RICHARD FILIPOWSKI (Canadian, 1923-2008)
General Wolfe, ca. 1960
Phosphor Bronze, Silver
92" H x 8" W x 8" D
Richard Filipowski (Polish, 1923-2008) was a United States-based artist and member of the New Bauhaus. Born in Poland in 1923, Filipowski’s family emigrated to Canada in 1927. Inspired by his teenage discovery of a Museum of Modern Art exhibition catalog on the Bauhaus school, FIlipowski decided to pursue a formal eduction in the arts. Upon the completion of his studies, Filipowski sought out Lazlo Moholy-Nagy, a founding member at the New Bauhaus, appealing to him for his mentorship. So impressed by the young Filipowski’s talents and tenacity, Moholy-Nagy invited him to join his program. There he was instructed across a range of media, including painting and metalwork, all under the tenants and style of the Bauhaus.
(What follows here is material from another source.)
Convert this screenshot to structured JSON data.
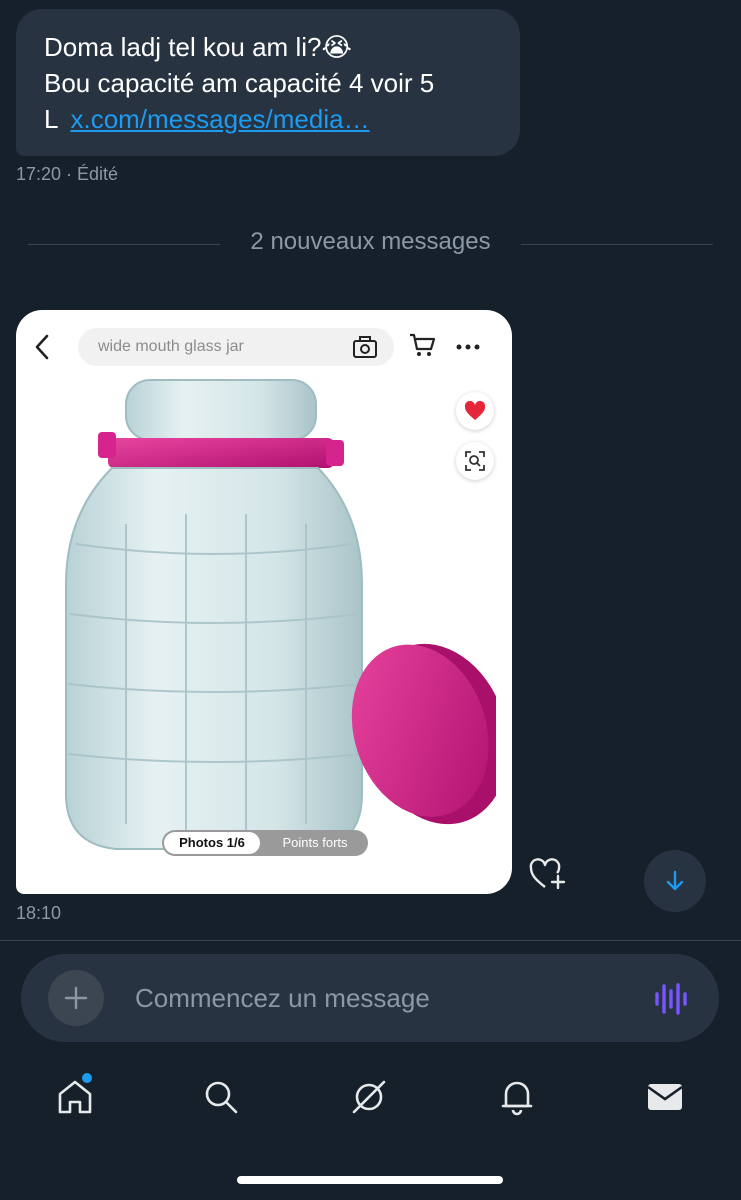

A remarkable apprentice, Filipowski was eventually asked to join the Faculty at the New Bauhaus where he taught along side Walter Gropius and Marcel Breuer from 1946-1950. He would subsequently go on to hold positions at the Institute of Design in Chicago as well as the Harvard School of Design and MIT in Boston.
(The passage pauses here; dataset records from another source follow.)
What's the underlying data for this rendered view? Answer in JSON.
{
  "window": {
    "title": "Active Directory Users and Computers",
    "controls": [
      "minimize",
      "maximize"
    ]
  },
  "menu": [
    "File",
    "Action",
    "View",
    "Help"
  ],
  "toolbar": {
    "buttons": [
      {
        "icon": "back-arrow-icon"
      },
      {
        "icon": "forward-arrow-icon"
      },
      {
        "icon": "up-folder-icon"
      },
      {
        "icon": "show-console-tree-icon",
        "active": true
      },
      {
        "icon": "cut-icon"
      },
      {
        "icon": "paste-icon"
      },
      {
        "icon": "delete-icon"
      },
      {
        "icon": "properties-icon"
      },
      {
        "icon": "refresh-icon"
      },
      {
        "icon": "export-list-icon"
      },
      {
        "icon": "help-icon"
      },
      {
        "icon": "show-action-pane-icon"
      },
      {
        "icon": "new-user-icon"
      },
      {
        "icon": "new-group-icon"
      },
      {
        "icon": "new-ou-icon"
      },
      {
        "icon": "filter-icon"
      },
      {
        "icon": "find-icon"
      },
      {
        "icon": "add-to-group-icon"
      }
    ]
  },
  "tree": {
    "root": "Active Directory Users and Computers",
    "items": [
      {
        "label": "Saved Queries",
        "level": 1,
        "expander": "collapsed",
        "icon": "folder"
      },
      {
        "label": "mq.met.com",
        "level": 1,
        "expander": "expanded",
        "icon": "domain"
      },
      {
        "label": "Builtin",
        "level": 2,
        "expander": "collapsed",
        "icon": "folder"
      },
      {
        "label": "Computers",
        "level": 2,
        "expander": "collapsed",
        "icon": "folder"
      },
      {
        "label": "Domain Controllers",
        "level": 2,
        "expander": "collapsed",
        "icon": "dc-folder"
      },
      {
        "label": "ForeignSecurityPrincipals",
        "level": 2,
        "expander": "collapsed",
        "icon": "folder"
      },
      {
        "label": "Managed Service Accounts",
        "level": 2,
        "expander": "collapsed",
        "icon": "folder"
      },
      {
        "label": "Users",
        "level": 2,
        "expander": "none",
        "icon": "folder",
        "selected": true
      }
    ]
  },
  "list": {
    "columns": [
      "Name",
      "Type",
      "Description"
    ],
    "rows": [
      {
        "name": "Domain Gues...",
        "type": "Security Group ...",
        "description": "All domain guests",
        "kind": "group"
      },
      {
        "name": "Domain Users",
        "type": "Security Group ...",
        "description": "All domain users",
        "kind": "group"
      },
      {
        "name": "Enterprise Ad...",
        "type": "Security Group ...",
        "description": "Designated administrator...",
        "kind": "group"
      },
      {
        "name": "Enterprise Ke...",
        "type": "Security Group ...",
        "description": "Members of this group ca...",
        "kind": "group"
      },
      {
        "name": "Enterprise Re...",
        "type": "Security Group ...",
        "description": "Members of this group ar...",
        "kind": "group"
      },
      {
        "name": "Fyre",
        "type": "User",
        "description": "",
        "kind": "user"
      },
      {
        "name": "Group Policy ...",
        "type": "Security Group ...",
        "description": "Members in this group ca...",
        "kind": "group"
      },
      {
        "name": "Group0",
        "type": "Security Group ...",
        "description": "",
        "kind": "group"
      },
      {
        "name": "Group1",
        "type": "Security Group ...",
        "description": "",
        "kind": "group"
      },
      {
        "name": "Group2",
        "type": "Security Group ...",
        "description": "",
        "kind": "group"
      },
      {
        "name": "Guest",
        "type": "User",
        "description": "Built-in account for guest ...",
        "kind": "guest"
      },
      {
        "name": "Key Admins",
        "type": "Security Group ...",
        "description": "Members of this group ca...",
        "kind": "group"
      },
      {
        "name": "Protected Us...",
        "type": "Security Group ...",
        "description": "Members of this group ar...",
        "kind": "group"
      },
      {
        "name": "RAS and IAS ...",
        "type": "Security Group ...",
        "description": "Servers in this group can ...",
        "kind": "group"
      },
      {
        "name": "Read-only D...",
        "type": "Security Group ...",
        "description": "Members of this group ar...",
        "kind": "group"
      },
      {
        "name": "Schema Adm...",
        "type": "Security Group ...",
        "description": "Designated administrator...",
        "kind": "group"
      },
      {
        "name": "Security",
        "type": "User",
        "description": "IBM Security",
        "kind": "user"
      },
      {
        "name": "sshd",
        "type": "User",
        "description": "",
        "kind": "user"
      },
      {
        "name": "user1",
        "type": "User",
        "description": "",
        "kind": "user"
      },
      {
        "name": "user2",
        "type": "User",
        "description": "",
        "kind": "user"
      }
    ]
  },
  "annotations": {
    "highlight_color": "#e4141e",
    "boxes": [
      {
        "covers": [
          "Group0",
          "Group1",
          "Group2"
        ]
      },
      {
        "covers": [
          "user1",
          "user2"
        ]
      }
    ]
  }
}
While Filipowski was a prolific artist, creating hundreds of drawings, paintings, sculptures, he was deeply private about his personal creative endeavors. Referring to them as “art of the psyche”, he believe that they were purely a process of self-expression and exploration, a personal endeavor not need not be subject to criticism of commercialization. This impulse towards privacy, coupled with his lifelong dedication to educating others, are contributing factors to his having achieved less notoriety than some of his Bauhaus peers.